# GT275 Died Help



## Bluetick (Jun 19, 2011)

My old 1998 GT 275 with the 17hp Kawasaki engine just dropped a valve guide. This mower has worked hard all its life and I am at least the second owner. 
Do I rebuild piston, rings and valve job or buy a new X300.
Where do I find parts at a reasonable price? The stealership is way to expensive.
Thanks in advance


----------



## Mickey (Aug 14, 2010)

See you are located very close to me. Welcome to the forum.

As to what to do, only you can decide. How many hrs on the machine and what kind of condition is it in. Seems to me like those are important things to consider unless you are set on a new machine.

Have you checked the Internet for parts and prices? One can sometimes find real good deals in the net.
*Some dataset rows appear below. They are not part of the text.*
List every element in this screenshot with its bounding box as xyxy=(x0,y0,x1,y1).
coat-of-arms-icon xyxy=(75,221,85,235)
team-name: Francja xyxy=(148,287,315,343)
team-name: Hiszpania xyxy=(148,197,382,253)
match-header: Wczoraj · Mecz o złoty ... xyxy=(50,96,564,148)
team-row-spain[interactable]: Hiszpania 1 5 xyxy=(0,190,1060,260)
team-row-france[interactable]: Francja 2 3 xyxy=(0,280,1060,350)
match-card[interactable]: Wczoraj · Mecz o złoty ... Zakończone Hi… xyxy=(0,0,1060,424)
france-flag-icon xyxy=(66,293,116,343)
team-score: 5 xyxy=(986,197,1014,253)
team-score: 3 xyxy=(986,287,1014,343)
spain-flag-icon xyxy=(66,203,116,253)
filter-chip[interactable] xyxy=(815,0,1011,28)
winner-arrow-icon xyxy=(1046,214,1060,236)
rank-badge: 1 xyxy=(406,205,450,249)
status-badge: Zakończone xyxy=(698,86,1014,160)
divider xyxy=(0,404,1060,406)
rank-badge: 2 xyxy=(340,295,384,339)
Might even find replacing the engine is an economical route to go if the rig is still in good condition.


----------



## jhngardner367 (Apr 5, 2011)

Ditto,what MICKEY said.If you think it's worth it,you can often find a different engine to fit (Briggs,etc).


----------



## farmertim (Dec 1, 2010)

welcome to the forum Bluetick,
I reckon my two predecessors offered you some pretty sound advice.
Cheers:beer:
:aussie:


----------



## dangeroustoys56 (Jul 26, 2010)

Alot of people would say rebuild it, but since it has 13 years on it and you use it , id just buy another motor. 

Id actually search craigslist or locally for a donor tractor ( say with a bad transmission but good motor) - first off you can hear it run, could get a deal on a larger displacement motor and possibly one with oil pressure/oil filter .


----------